At the start of the week, the total capitalisation of Paris’s markets (the value of all the shares on the market) was $2,823billion, while that of London was $2,821billion.
Les Echos newspaper, the main financial newspaper in France, pointed out that while Paris has slowly seen an increase in its capital, the main shift has been a fall in that of London. In June 2014, for example, London came in at $4,000billion while Paris registered $2,234billion.
Reasons for the decline of London include Brexit making it less attractive to invest in the UK and the devaluation of sterling against the dollar, especially during the Truss prime ministership.
At the same time Paris has seen the value of some of its biggest companies, especially in luxury goods, rise significantly.

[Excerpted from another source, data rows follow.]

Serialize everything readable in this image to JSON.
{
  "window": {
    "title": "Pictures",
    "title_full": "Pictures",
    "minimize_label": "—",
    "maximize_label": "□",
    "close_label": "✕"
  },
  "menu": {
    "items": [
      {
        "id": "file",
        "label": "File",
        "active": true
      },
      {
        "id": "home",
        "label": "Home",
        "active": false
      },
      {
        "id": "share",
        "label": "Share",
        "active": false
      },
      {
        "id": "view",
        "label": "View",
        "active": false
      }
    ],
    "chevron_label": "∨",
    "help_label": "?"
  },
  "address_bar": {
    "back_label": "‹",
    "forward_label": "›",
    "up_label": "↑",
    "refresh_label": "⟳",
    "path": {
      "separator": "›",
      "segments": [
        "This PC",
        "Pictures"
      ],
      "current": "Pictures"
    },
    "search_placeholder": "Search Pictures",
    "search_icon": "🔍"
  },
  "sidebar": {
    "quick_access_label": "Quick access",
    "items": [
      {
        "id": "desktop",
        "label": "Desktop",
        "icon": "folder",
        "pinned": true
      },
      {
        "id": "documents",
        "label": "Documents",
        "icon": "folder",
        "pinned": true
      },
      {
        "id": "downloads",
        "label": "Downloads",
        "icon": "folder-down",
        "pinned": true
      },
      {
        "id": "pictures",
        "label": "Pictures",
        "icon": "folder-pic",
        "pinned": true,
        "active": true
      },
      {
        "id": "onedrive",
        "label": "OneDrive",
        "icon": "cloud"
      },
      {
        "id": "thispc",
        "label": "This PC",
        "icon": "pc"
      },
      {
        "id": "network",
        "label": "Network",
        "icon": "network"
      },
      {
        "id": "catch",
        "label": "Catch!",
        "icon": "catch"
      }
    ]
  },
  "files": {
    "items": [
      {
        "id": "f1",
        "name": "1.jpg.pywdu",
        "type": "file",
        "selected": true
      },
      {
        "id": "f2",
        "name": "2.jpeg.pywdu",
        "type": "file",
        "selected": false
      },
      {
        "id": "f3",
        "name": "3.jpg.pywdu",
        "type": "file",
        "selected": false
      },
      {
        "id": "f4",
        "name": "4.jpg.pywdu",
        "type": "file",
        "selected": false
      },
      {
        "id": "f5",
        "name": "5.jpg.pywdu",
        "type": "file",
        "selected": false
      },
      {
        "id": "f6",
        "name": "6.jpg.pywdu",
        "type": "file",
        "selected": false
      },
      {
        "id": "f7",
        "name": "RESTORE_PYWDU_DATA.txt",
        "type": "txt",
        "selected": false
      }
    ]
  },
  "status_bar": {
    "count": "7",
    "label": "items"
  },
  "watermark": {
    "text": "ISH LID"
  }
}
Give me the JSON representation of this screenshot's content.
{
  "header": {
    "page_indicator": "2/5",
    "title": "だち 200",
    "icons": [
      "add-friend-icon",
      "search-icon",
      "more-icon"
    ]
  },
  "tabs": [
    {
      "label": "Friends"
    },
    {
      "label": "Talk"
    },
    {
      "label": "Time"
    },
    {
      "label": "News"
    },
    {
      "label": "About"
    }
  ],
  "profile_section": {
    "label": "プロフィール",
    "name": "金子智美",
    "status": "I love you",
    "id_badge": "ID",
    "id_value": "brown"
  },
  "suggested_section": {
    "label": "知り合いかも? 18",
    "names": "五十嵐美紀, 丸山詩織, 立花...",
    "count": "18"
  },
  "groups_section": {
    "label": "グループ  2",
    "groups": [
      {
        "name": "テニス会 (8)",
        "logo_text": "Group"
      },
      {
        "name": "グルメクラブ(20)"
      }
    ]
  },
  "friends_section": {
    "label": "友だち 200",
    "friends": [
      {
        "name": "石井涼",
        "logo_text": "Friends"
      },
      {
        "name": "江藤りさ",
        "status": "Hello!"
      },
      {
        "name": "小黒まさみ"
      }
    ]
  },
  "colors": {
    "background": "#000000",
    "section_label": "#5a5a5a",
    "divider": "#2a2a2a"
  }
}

An example is the LVMH Moët Hennessy handbags to champagne conglomerate, which over the last three years, has seen its share price rise by 74.6%.
Ironically the capitalisation shift comes at a time when the main London index (a list of the biggest companies) the FST 100 is outperforming the main Paris index, the CAC 40.
In the last month the FST 100 gained 13.7% in price terms while the CAC 40 gained 12.8%.
While the numbers coming from the stock exchange are just numbers, and have little effect on the daily lives of most people, they also might reflect the start of a shift from Britain being the undisputed financial capital of Europe.
In the future the shift in the capitalisation top spot could be seen as the moment when it became obvious that London is now just one of a number of significant financial capitals in the region, along with Amsterdam, Frankfurt and Paris.